Desse jeito, tudo ia cabendo, tudo ia sendo posto no caminhão como dava. O resultado era uma incrível e constrangedora arrumação, onde até urinóis viajavam à vista!

Mudanças hoje são assépticas, arrumadas demais, com tudo ordenado e catalogado, o que facilita muito na hora da arrumação na nova casa. Mas, onde a graça da confusão? Onde o jogo que, nós, crianças, gostávamos de jogar? Pois eram um jogo aquelas tentativas de encontrar a concha que sumiu e acaba sendo encontrada, pelas artes da mudança, na gaveta do móvel da sala; ou um dos pés do sapato de ir à escola que desaparecia quase como cúmplice de nosso desejo de faltar às aulas no dia seguinte ao da mudança. Ainda mais porque quase sempre era uma escola nova, outro mundo desconhecido.
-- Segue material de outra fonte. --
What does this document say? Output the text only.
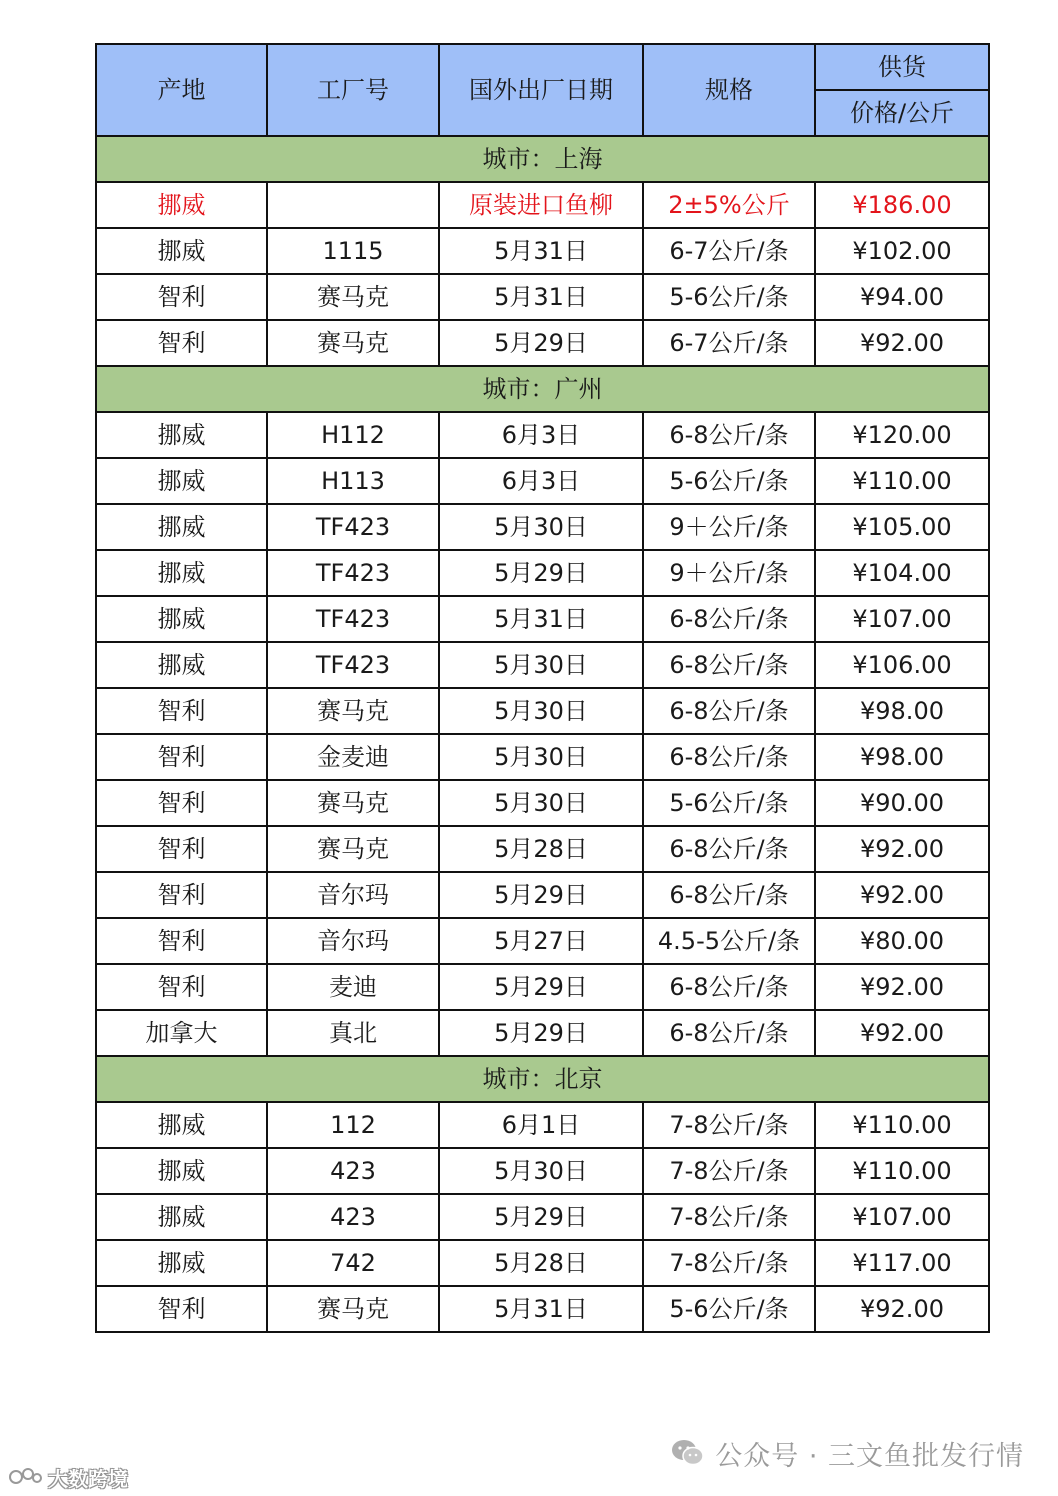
产地	工厂号	国外出厂日期	规格	供货
				价格/公斤
城市：上海				
挪威		原装进口鱼柳	2±5%公斤	¥186.00
挪威	1115	5月31日	6-7公斤/条	¥102.00
智利	赛马克	5月31日	5-6公斤/条	¥94.00
智利	赛马克	5月29日	6-7公斤/条	¥92.00
城市：广州				
挪威	H112	6月3日	6-8公斤/条	¥120.00
挪威	H113	6月3日	5-6公斤/条	¥110.00
挪威	TF423	5月30日	9＋公斤/条	¥105.00
挪威	TF423	5月29日	9＋公斤/条	¥104.00
挪威	TF423	5月31日	6-8公斤/条	¥107.00
挪威	TF423	5月30日	6-8公斤/条	¥106.00
智利	赛马克	5月30日	6-8公斤/条	¥98.00
智利	金麦迪	5月30日	6-8公斤/条	¥98.00
智利	赛马克	5月30日	5-6公斤/条	¥90.00
智利	赛马克	5月28日	6-8公斤/条	¥92.00
智利	音尔玛	5月29日	6-8公斤/条	¥92.00
智利	音尔玛	5月27日	4.5-5公斤/条	¥80.00
智利	麦迪	5月29日	6-8公斤/条	¥92.00
加拿大	真北	5月29日	6-8公斤/条	¥92.00
城市：北京				
挪威	112	6月1日	7-8公斤/条	¥110.00
挪威	423	5月30日	7-8公斤/条	¥110.00
挪威	423	5月29日	7-8公斤/条	¥107.00
挪威	742	5月28日	7-8公斤/条	¥117.00
智利	赛马克	5月31日	5-6公斤/条	¥92.00
公众号 · 三文鱼批发行情
大数跨境
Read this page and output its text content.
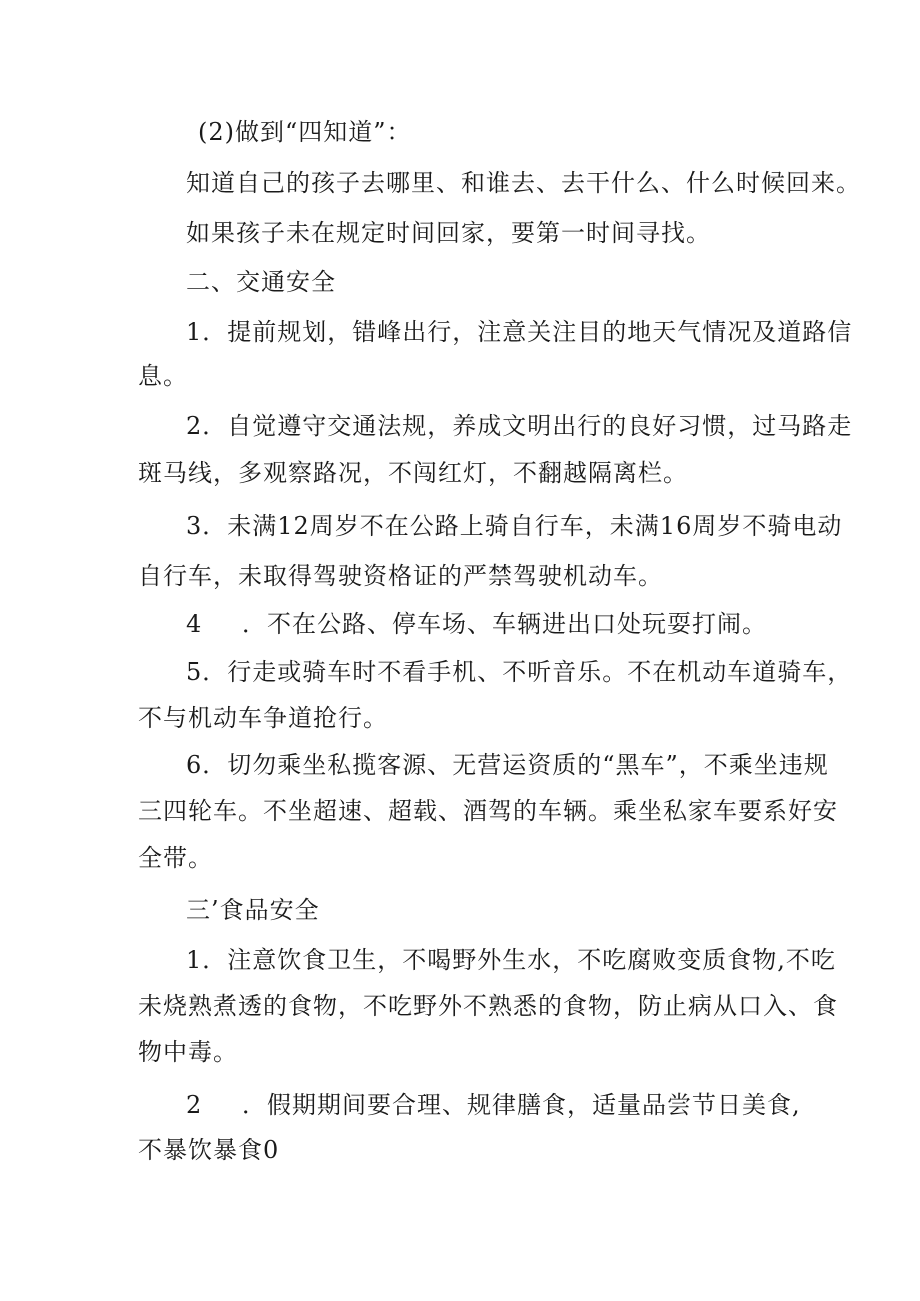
(2)做到“四知道”：
知道自己的孩子去哪里、和谁去、去干什么、什么时候回来。
如果孩子未在规定时间回家，要第一时间寻找。
二、交通安全
1．提前规划，错峰出行，注意关注目的地天气情况及道路信
息。
2．自觉遵守交通法规，养成文明出行的良好习惯，过马路走
斑马线，多观察路况，不闯红灯，不翻越隔离栏。
3．未满12周岁不在公路上骑自行车，未满16周岁不骑电动
自行车，未取得驾驶资格证的严禁驾驶机动车。
4 ．不在公路、停车场、车辆进出口处玩耍打闹。
5．行走或骑车时不看手机、不听音乐。不在机动车道骑车，
不与机动车争道抢行。
6．切勿乘坐私揽客源、无营运资质的“黑车”，不乘坐违规
三四轮车。不坐超速、超载、酒驾的车辆。乘坐私家车要系好安
全带。
三’食品安全
1．注意饮食卫生，不喝野外生水，不吃腐败变质食物,不吃
未烧熟煮透的食物，不吃野外不熟悉的食物，防止病从口入、食
物中毒。
2 ．假期期间要合理、规律膳食，适量品尝节日美食,
不暴饮暴食0
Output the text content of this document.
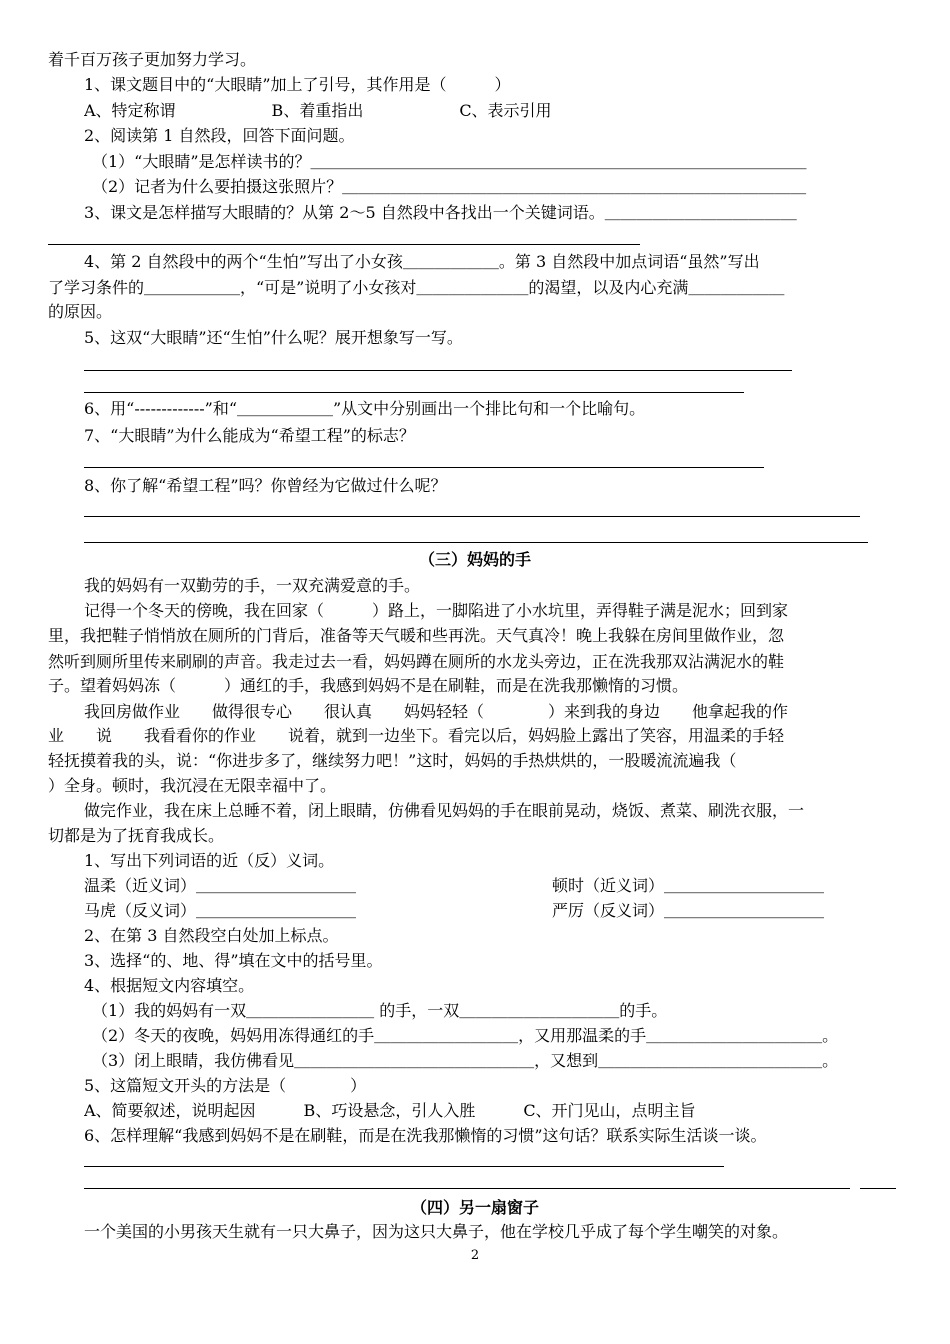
着千百万孩子更加努力学习。
1、课文题目中的“大眼睛”加上了引号，其作用是（　　　）
A、特定称谓　　　　　　B、着重指出　　　　　　C、表示引用
2、阅读第 1 自然段，回答下面问题。
（1）“大眼睛”是怎样读书的？＿＿＿＿＿＿＿＿＿＿＿＿＿＿＿＿＿＿＿＿＿＿＿＿＿＿＿＿＿＿＿
（2）记者为什么要拍摄这张照片？＿＿＿＿＿＿＿＿＿＿＿＿＿＿＿＿＿＿＿＿＿＿＿＿＿＿＿＿＿
3、课文是怎样描写大眼睛的？从第 2～5 自然段中各找出一个关键词语。＿＿＿＿＿＿＿＿＿＿＿＿
4、第 2 自然段中的两个“生怕”写出了小女孩＿＿＿＿＿＿。第 3 自然段中加点词语“虽然”写出
了学习条件的＿＿＿＿＿＿，“可是”说明了小女孩对＿＿＿＿＿＿＿的渴望，以及内心充满＿＿＿＿＿＿
的原因。
5、这双“大眼睛”还“生怕”什么呢？展开想象写一写。
6、用“-------------”和“＿＿＿＿＿＿”从文中分别画出一个排比句和一个比喻句。
7、“大眼睛”为什么能成为“希望工程”的标志？
8、你了解“希望工程”吗？你曾经为它做过什么呢？
（三）妈妈的手
我的妈妈有一双勤劳的手，一双充满爱意的手。
记得一个冬天的傍晚，我在回家（　　　）路上，一脚陷进了小水坑里，弄得鞋子满是泥水；回到家
里，我把鞋子悄悄放在厕所的门背后，准备等天气暖和些再洗。天气真冷！晚上我躲在房间里做作业，忽
然听到厕所里传来刷刷的声音。我走过去一看，妈妈蹲在厕所的水龙头旁边，正在洗我那双沾满泥水的鞋
子。望着妈妈冻（　　　）通红的手，我感到妈妈不是在刷鞋，而是在洗我那懒惰的习惯。
我回房做作业　　做得很专心　　很认真　　妈妈轻轻（　　　　）来到我的身边　　他拿起我的作
业　　说　　我看看你的作业　　说着，就到一边坐下。看完以后，妈妈脸上露出了笑容，用温柔的手轻
轻抚摸着我的头，说：“你进步多了，继续努力吧！”这时，妈妈的手热烘烘的，一股暖流流遍我（
）全身。顿时，我沉浸在无限幸福中了。
做完作业，我在床上总睡不着，闭上眼睛，仿佛看见妈妈的手在眼前晃动，烧饭、煮菜、刷洗衣服，一
切都是为了抚育我成长。
1、写出下列词语的近（反）义词。
温柔（近义词）＿＿＿＿＿＿＿＿＿＿	顿时（近义词）＿＿＿＿＿＿＿＿＿＿
马虎（反义词）＿＿＿＿＿＿＿＿＿＿	严厉（反义词）＿＿＿＿＿＿＿＿＿＿
2、在第 3 自然段空白处加上标点。
3、选择“的、地、得”填在文中的括号里。
4、根据短文内容填空。
（1）我的妈妈有一双＿＿＿＿＿＿＿＿ 的手，一双＿＿＿＿＿＿＿＿＿＿的手。
（2）冬天的夜晚，妈妈用冻得通红的手＿＿＿＿＿＿＿＿＿，又用那温柔的手＿＿＿＿＿＿＿＿＿＿＿。
（3）闭上眼睛，我仿佛看见＿＿＿＿＿＿＿＿＿＿＿＿＿＿＿，又想到＿＿＿＿＿＿＿＿＿＿＿＿＿＿。
5、这篇短文开头的方法是（　　　　）
A、简要叙述，说明起因　　　B、巧设悬念，引人入胜　　　C、开门见山，点明主旨
6、怎样理解“我感到妈妈不是在刷鞋，而是在洗我那懒惰的习惯”这句话？联系实际生活谈一谈。
（四）另一扇窗子
一个美国的小男孩天生就有一只大鼻子，因为这只大鼻子，他在学校几乎成了每个学生嘲笑的对象。
2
Muitas semanas depois, ainda havia diversão, quando as coisas julgadas desaparecidas para sempre surgiam nos lugares mais improváveis.

A própria exposição das entranhas da casa, essa exibição pública das coisas do lar, que dava aos vizinhos pretexto para comentários e fofocas, mesmo muito tempo depois que o caminhão da mudança virava a esquina, hoje não acontece mais. Mudar, agora, é uma operação planejada, um primor de logística, que não expõe, não envergonha… e não diverte.

Se você é desse tempo, caro leitor, feche os olhos e veja, com os olhos da alma, como tem poesia naquela caótica arrumação do caminhão de mudança que vai, balançando, balançando, e seguindo pelas ruas da lembrança.